Called when a page loses control specifically for rendering (delivering
text to the browser), just before C<control_leave>.

=cut

sub render_leave {}

=item respond_enter

Called when a page gains control specifically for responding
(understanding the incoming parameters, and deciding what page should
render the response), just after C<control_enter>.

=cut

sub respond_enter {}

=item respond_leave

Called when a page loses control specifically for rendering
(understanding the incoming parameters, and deciding what page should
render the response), just before C<control_leave> (if needed).

=cut

sub respond_leave {}

=item template

Delivers a template document object (something compatible to the
C<Template> C<process> method, such as a C<Template::Document> or a
filehandle or a reference to a scalar).  The default is a simple "this
page intentionally left blank" template.

When rendered, the B<only> extra global variable passed into the
template is the C<self> variable, representing the controller object.
However, as seen earlier, this is sufficient to allow access to
anything you need from the template, thanks to Template Toolkit's
ability to call methods on an object and understand the results.

For example, to get at the C<barney> parameter:

  The barney field is [% self.param("barney") | html %].

=cut

sub template {
  \ '[% self.CGI.header %]This page intentionally left blank.';
}

=item error

Called if an uncaught error is triggered in any of the other steps,
passing the error text or object as the first method parameter.  The
default callback simply displays the output to the browser, which is
highly insecure and should be overridden, perhaps with something that
logs the error and puts up a generic error message with an incident
code for tracking.

=cut

sub error {
  my $self = shift;
  my $error = shift;
  $self->display("Content-type: text/plain\n\nERROR: $error");
}

=item dispatch

Called to analyze the incoming parameters to define which page object
gets control based on the incoming CGI parameters.
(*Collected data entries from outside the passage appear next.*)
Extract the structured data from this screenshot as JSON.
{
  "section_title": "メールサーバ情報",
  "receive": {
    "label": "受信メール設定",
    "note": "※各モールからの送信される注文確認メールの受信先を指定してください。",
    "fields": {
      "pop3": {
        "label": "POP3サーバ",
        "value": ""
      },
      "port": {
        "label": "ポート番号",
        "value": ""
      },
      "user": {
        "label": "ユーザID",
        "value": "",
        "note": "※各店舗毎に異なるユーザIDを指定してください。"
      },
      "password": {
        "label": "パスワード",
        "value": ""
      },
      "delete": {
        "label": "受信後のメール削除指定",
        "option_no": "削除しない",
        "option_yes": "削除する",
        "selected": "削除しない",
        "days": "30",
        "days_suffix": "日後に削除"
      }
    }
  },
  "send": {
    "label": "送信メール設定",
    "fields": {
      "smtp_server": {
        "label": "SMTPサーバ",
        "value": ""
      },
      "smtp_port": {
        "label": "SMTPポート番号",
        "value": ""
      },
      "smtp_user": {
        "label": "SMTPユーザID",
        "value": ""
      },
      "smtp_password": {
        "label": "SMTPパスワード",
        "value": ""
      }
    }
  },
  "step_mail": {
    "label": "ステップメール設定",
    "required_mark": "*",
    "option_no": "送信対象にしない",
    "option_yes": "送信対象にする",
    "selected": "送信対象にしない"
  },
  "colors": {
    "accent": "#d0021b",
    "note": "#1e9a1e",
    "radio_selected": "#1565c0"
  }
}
This callback B<must return> a page object (the object taking control
during the response phase).  By default, this callback returns the
application itself.

=cut

sub dispatch {
  my $self = shift;
  return $self;		# do nothing, stay here
}

=item respond

Called to determine how to respond specifically to this set of
incoming parameters.  Probably updates databases and such.

This callback B<must return> a page object (the object taking control
during the render phase).  By default, this callback returns the same
object that had control during the response phase ("stay here" logic),
which works most of the time.

=cut

sub respond {
  my $self = shift;
  return $self;		# do nothing, stay here
}

=back

=head1 SEE ALSO

L<Class::Prototyped>, L<Template::Manual>,
L<http://www.stonehenge.com/merlyn/LinuxMag/col56.html>.

=head1 BUG REPORTS

Please report any bugs or feature requests to
bug-cgi-prototype@rt.cpan.org, or through the web interface at
http://rt.cpan.org. I will be notified, and then you'll automatically
be notified of progress on your bug as I make changes.

=head1 AUTHOR

Randal L. Schwartz, E<lt>merlyn@stonehenge.comE<gt>

Special thanks to Geekcruises.com and an unnamed large university
for providing funding for the development of this module.

=head1 COPYRIGHT AND LICENSE

Copyright (C) 2003, 2004, 2005 by Randal L. Schwartz

This library is free software; you can redistribute it and/or modify
it under the same terms as Perl itself, either Perl version 5.8.5 or,
at your option, any later version of Perl 5 you may have available.